Thanks for the book suggestions. Me being a total bookworm (I don't really watch TV!), you recommending books in a double edged i) all recommendations are great ii) you are just adding to ever growing reading list .
simoan wrote:TheMotorcycleBoy wrote:You need to try and negate this as much as possible. Your task in 2020 is to read some behavioural economics books... Kahnemann & Tversky, Richard Thaler, Dan Ariely
Hmm.. Yes thanks I might start a book thread sometime and requote you if you don't mind. That is, so that you can confirm/deny the titles/links that Amazon throws up.
OK. Here are a few book suggestions for starters (in no particular order):
1. Kahnemann & Tversky: https://www.amazon.co.uk/Thinking-Fast- ... 0141033576
I've actually already got this! It's a tough read, I thought. Did you read it all?

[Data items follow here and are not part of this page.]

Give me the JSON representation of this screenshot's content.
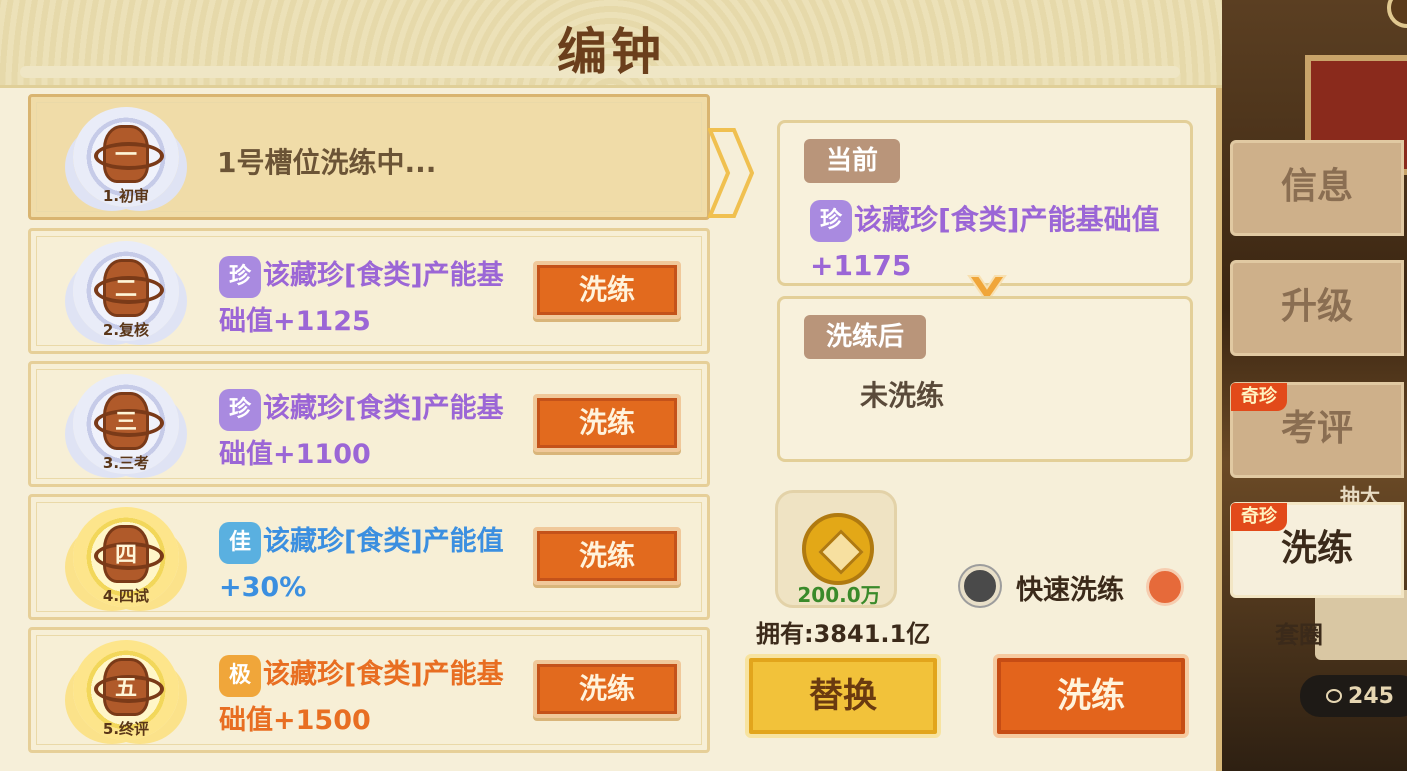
{
  "title": "编钟",
  "slots": [
    {
      "num": "一",
      "rank": "1.初审",
      "status": "1号槽位洗练中...",
      "active": true
    },
    {
      "num": "二",
      "rank": "2.复核",
      "tag": "珍",
      "desc": "该藏珍[食类]产能基础值+1125",
      "button": "洗练"
    },
    {
      "num": "三",
      "rank": "3.三考",
      "tag": "珍",
      "desc": "该藏珍[食类]产能基础值+1100",
      "button": "洗练"
    },
    {
      "num": "四",
      "rank": "4.四试",
      "tag": "佳",
      "desc": "该藏珍[食类]产能值+30%",
      "button": "洗练"
    },
    {
      "num": "五",
      "rank": "5.终评",
      "tag": "极",
      "desc": "该藏珍[食类]产能基础值+1500",
      "button": "洗练"
    }
  ],
  "current": {
    "label": "当前",
    "tag": "珍",
    "text": "该藏珍[食类]产能基础值+1175"
  },
  "after": {
    "label": "洗练后",
    "text": "未洗练"
  },
  "cost": {
    "amount": "200.0万",
    "owned": "拥有:3841.1亿"
  },
  "quick": {
    "label": "快速洗练"
  },
  "buttons": {
    "replace": "替换",
    "wash": "洗练"
  },
  "tabs": [
    {
      "label": "信息"
    },
    {
      "label": "升级"
    },
    {
      "label": "考评",
      "corner": "奇珍"
    },
    {
      "label": "洗练",
      "corner": "奇珍",
      "active": true
    }
  ],
  "scene": {
    "coins": "245",
    "pick": "抽大",
    "ring": "套圈"
  },
  "colors": {
    "purple": "#9b66d6",
    "blue": "#3b8fe0",
    "orange": "#e86e22",
    "accent": "#e26a1e"
  }
}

A few months back I got about a third of the way in. That is, I got as far as the chapters "The law of small numbers" (very good) and the one called "Anchors". I'm now trying to "get back into it".

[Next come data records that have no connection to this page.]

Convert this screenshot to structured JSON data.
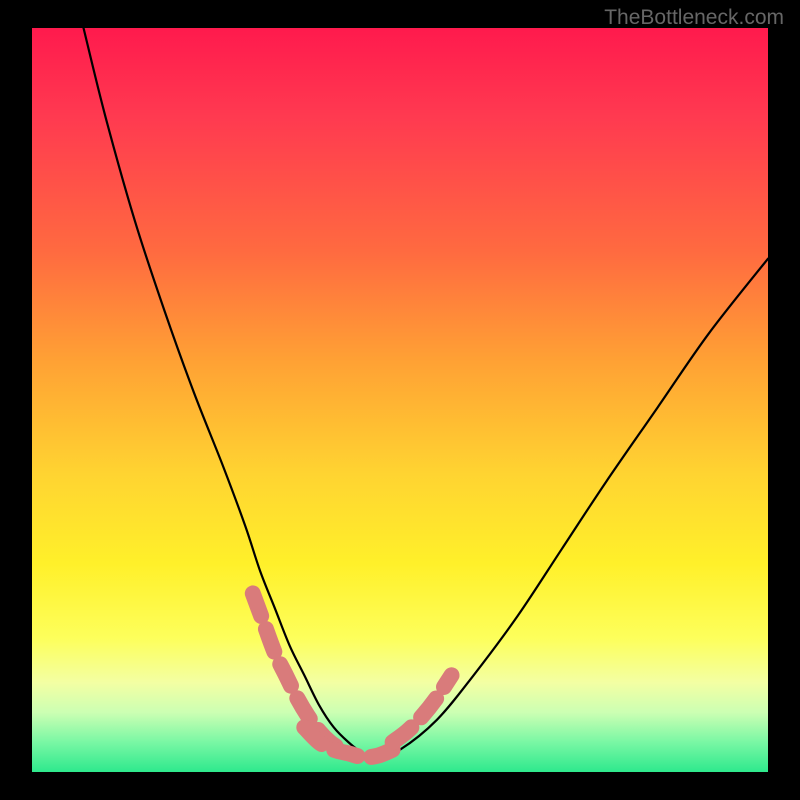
{
  "watermark": "TheBottleneck.com",
  "chart_data": {
    "type": "line",
    "title": "",
    "xlabel": "",
    "ylabel": "",
    "xlim": [
      0,
      100
    ],
    "ylim": [
      0,
      100
    ],
    "series": [
      {
        "name": "bottleneck-curve",
        "x": [
          7,
          10,
          14,
          18,
          22,
          26,
          29,
          31,
          33,
          35,
          37,
          39,
          41,
          43,
          45,
          47,
          50,
          55,
          60,
          66,
          72,
          78,
          85,
          92,
          100
        ],
        "values": [
          100,
          88,
          74,
          62,
          51,
          41,
          33,
          27,
          22,
          17,
          13,
          9,
          6,
          4,
          2.5,
          2,
          3,
          7,
          13,
          21,
          30,
          39,
          49,
          59,
          69
        ]
      },
      {
        "name": "curve-highlight-left",
        "x": [
          30,
          31.5,
          33,
          34.5,
          36,
          37.5,
          39,
          40.5,
          42
        ],
        "values": [
          24,
          20,
          16,
          13,
          10,
          7.5,
          5.5,
          4,
          3
        ]
      },
      {
        "name": "curve-highlight-bottom",
        "x": [
          37,
          39,
          41,
          43,
          45,
          47,
          49
        ],
        "values": [
          6,
          4,
          3,
          2.5,
          2,
          2.2,
          3
        ]
      },
      {
        "name": "curve-highlight-right",
        "x": [
          49,
          51,
          53,
          55,
          57
        ],
        "values": [
          4,
          5.5,
          7.5,
          10,
          13
        ]
      }
    ],
    "colors": {
      "curve": "#000000",
      "highlight": "#d97b7b",
      "gradient_top": "#ff1a4d",
      "gradient_bottom": "#2ee98d"
    }
  }
}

My initial impressions of the book are that I believe DK definitely hits the truth with his System I and System 2 mental states (somewhat a shame his names are a little bland!). But in my opinion he is on the nose with the impulsive, intuitive System I, and the more slow, measured and lazy System 2. He then builds the concept of "cognitive ease and strain" onto this. This is something I can relate to all too well, since my job as a computer programmer requires an almost permanent state of "cognitive strain" and an activation of my system 2. I find it all too easy for S2 to get lazy and browse fora and online news!!
2. Dan Ariely: https://www.amazon.co.uk/gp/product/B00 ... tkin_p1_i1
Ariely has come with an oblique ref. from DSPP over here viewtopic.php?p=274579#p274579, so it could be worth a punt.
3. Richard Thaler: https://www.amazon.co.uk/Misbehaving-Be ... KAACHKB1Q2
It looks interesting.
Core premises of economic theory are that people choose by optimizing (rational choices) and that supply equals demand (price equilibrium). These premises assume that economic decisions are taken by a selfish and rational agent: the homo economicus, the 'Econ'. But, the models based on those premises can generate flawed results and a lot of bad predictions. Econs exist only in a fictional world, not in the real world inhabited by Humans.
The economists guild should earnestly reckon with human psychology and the social sciences. They should not exclude supposedly irrelevant factors (SIFs) in their analyses, like 'sunk costs' (money already spent) or 'loss aversion'. Other generally accepted axioms, like the precept that buying and selling prices should be about the same or that more choices are always preferred to fewer, belong to a virtual, not a real world. People have well-defined preferences and self-control problems, while professional economists are misled by theory-induced blindness.
I'm a little put off by the odd reviewer describing it as quite a hard slog. But then again, a lot of these types of books are, i.e. no pain no gain.
And for good measure, a book that has been really important for me and greatly reduced my contributions to public forums - see chapter 3 on the power of commitment and consistency
4. https://www.amazon.co.uk/Influence-Psyc ... N2Z7D9KZM5
This is another with really mixed reviews!
Can you possibly summarise what you got from ch 3. i.e. "greatly reduced my contributions to public forums". (FWIW my own anxieties re. writing own public forum stem from views of earlier OCD traits of mine, i.e. "are my contributions merely an attempt to exert my influence/control on other's opinions?". Then I realise the futility of this - i.e. most other contributors will *probably* have similar mindsets - thus I speculate whether how much of it is just mass self-gratification.)